Indra Sistemas is a Spanish technology company that provides IT services to industries such as defence, air traffic management and transport. It has market-leading positions in a number of segments with strong order pipelines. The business scores particularly well on analyst sentiment and share price momentum, whilst also trading at a discount to the market and its sector.
OTP Bank is a leading regional banking franchise in Hungary and the CEE (Central and Eastern Europe) region. The bank was hit by the negative impacts of the Russian invasion of Ukraine, but moderating impairment charges and successful recent M&A have driven a strong recovery in earnings. OTP has been deploying excess capital to enter new markets and improve its position in existing ones. The bank’s strong franchise in the region, solid capital generation and good long-term growth prospects drive attractive SmartGARP momentum, as well as value and revisions scores.

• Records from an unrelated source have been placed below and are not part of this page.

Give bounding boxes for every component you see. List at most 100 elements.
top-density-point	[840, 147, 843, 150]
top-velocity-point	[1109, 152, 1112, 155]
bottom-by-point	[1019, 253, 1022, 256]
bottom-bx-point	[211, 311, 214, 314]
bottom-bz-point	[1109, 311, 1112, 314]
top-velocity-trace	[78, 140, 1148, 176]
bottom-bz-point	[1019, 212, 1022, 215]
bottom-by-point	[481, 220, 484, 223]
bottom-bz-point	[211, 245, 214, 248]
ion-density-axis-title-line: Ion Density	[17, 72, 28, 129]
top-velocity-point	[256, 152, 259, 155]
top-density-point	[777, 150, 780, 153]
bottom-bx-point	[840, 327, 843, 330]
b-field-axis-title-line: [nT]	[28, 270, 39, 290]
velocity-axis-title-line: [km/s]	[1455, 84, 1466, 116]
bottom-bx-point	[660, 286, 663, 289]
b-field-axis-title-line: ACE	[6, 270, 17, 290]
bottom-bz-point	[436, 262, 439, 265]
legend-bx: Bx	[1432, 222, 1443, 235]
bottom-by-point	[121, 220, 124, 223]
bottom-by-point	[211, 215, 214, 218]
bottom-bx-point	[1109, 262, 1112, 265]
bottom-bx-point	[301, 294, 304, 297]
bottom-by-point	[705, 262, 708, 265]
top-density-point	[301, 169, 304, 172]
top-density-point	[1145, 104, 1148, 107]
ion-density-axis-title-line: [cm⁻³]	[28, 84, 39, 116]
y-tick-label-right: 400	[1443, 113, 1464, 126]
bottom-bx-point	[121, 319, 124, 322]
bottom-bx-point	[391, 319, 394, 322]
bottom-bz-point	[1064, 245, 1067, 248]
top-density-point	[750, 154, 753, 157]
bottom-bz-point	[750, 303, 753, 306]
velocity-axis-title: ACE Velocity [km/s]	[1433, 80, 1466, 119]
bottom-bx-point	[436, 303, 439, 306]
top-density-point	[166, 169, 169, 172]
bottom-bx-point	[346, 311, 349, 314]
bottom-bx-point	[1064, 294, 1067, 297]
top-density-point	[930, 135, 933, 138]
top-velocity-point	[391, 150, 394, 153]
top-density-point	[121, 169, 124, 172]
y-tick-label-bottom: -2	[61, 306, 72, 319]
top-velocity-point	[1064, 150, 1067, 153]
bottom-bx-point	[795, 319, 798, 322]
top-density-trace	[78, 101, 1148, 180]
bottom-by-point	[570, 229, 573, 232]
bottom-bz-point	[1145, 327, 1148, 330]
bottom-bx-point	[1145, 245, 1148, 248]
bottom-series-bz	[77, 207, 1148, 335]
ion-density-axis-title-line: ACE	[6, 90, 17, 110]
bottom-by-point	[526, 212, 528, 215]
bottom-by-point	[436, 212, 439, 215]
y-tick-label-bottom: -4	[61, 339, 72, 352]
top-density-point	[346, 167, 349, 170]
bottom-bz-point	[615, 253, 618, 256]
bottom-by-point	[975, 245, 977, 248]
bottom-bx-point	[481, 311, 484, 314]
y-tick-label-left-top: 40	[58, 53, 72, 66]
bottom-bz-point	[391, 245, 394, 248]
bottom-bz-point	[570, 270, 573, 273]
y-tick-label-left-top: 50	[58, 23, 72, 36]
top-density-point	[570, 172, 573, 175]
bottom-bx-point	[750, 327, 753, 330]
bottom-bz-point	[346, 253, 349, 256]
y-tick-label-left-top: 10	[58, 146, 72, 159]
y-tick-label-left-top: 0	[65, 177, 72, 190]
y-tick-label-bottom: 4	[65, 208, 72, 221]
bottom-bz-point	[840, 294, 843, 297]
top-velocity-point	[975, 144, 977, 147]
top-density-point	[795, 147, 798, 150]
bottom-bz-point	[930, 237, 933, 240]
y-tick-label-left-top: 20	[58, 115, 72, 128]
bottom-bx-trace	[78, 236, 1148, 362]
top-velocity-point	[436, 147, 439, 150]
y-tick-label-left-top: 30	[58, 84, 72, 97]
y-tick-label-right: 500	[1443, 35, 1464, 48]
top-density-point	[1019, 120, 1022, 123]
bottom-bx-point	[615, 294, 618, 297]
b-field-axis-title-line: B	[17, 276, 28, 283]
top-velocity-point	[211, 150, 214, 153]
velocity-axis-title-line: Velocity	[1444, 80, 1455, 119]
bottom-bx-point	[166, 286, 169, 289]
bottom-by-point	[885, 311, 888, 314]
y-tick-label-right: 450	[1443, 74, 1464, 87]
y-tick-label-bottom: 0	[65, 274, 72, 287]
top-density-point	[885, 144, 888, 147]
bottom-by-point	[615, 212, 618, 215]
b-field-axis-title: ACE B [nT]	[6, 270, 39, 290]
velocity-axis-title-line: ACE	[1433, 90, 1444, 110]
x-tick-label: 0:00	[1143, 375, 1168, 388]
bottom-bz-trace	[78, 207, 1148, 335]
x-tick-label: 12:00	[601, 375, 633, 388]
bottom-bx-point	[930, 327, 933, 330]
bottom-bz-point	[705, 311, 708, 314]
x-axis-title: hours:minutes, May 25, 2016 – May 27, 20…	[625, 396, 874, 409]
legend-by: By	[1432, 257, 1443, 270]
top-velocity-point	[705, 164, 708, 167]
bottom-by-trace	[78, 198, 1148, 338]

SAF-Holland is a leading global supplier of components and systems equipment for trailers and trucks. This is an attractive market segment, particularly the high-margin after-market area. SAF-Holland has opportunities to benefit from market share gains and strong growth opportunities in emerging markets. The stock is seeing positive earnings revisions trends, yet trades on a compelling valuation, resulting in an attractive SmartGARP score.
Sweet investment returns
Cheerios is a whole-grain cereal, low in fat and calories, but it also includes sugar; there is always a downside. Similarly, no investment is without risk. But if the returns from these eight stocks are as sweet as we hope they will be in the coming years, few shareholders will complain.